In terms of their own impact, people should consider not just their personal use, but also how their food and other goods, such as clothing, impacts on demand for water as part of an individual’s “global water footprint”, Prof Hannah said.
Demand for water goes up as population surges
Globally, freshwater use has grown several-fold over the past century as the world’s population has increased.
According to OurWorldinData, using figures from the Global International Geosphere-Biosphere Programme (IGBP), total global freshwater withdrawal – water taken from ground or surface resources – was 671.31 million cubic metres in 1901.
In 2014, the last year for which the IGBP compiled figures, the total was 3.99 trillion cubic metres.
While water use in the UAE is several times that in many other nations, efforts have been made to limit consumption for a number of years.
For example, in 2010 the Environment Agency Abu Dhabi launched a “Watersavers” campaign to install water-saving devices in the emirate’s domestic, government, educational, religious and industrial buildings.
The UAE has also become an important centre for hydroponic agriculture, in which plants are grown in nutrient solutions instead of soil and water use is a fraction of that of conventional agriculture.
Amid high demand for water, the effects of climate change add another layer of uncertainty because, Prof Hannah said, it was clear temperatures in the region would increase, but forecasts for precipitation range from a 20 per cent decrease to a 10 per cent increase.
Putting people in the water cycle
At Expo 2020 Dubai, Prof Hannah will be giving a speech at Terra – The Sustainability Pavilion on the Price of Water.
As part of his role holding a Unesco chair in water science, he is keen to improve education about the water cycle, the term for how water moves and is stored in the different atmosphere, land and ocean compartments of the cycle.
He is also keen that the influence of people on the water cycle is recognised.
An international research project Prof Hannah was involved with looked at 450 diagrams of the water cycle in a range of media, including textbooks and scientific articles.

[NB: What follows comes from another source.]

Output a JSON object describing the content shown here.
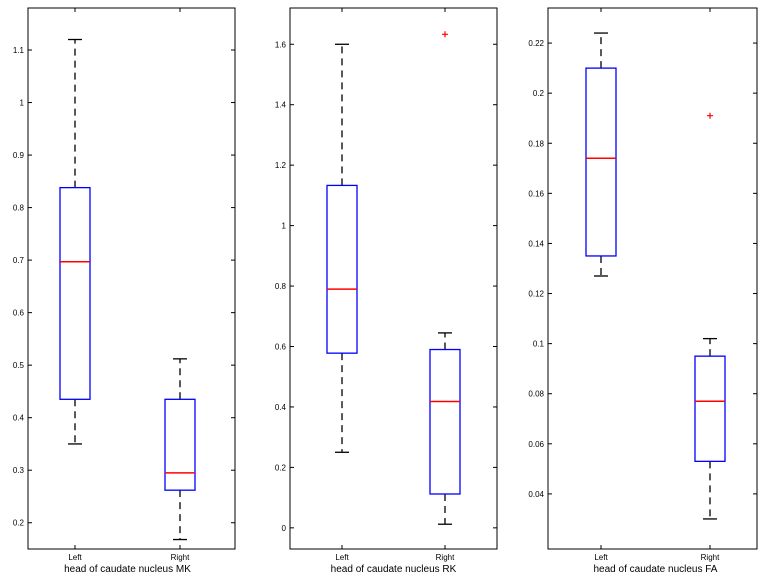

It was found that 85 per cent of diagrams did not depict people in the water cycle, despite the significant role humans have, while just two per cent of diagrams featured climate change and two per cent pollution.
“That made us feel the water cycle is misrepresented, because people do have an effect on the water cycle,” he said.
“There’s a lack of awareness of how people relate to water. That gives us a false sense of security about current and future availability of water.”
The effects people are having on water-related systems are significant but often not widely appreciated, he indicated, because wetlands are disappearing three times as fast as forests but do not get as much attention.
As well as water quantity, he said water quality was a critical issue, with an estimated 1.8 million people dying each year because of polluted water.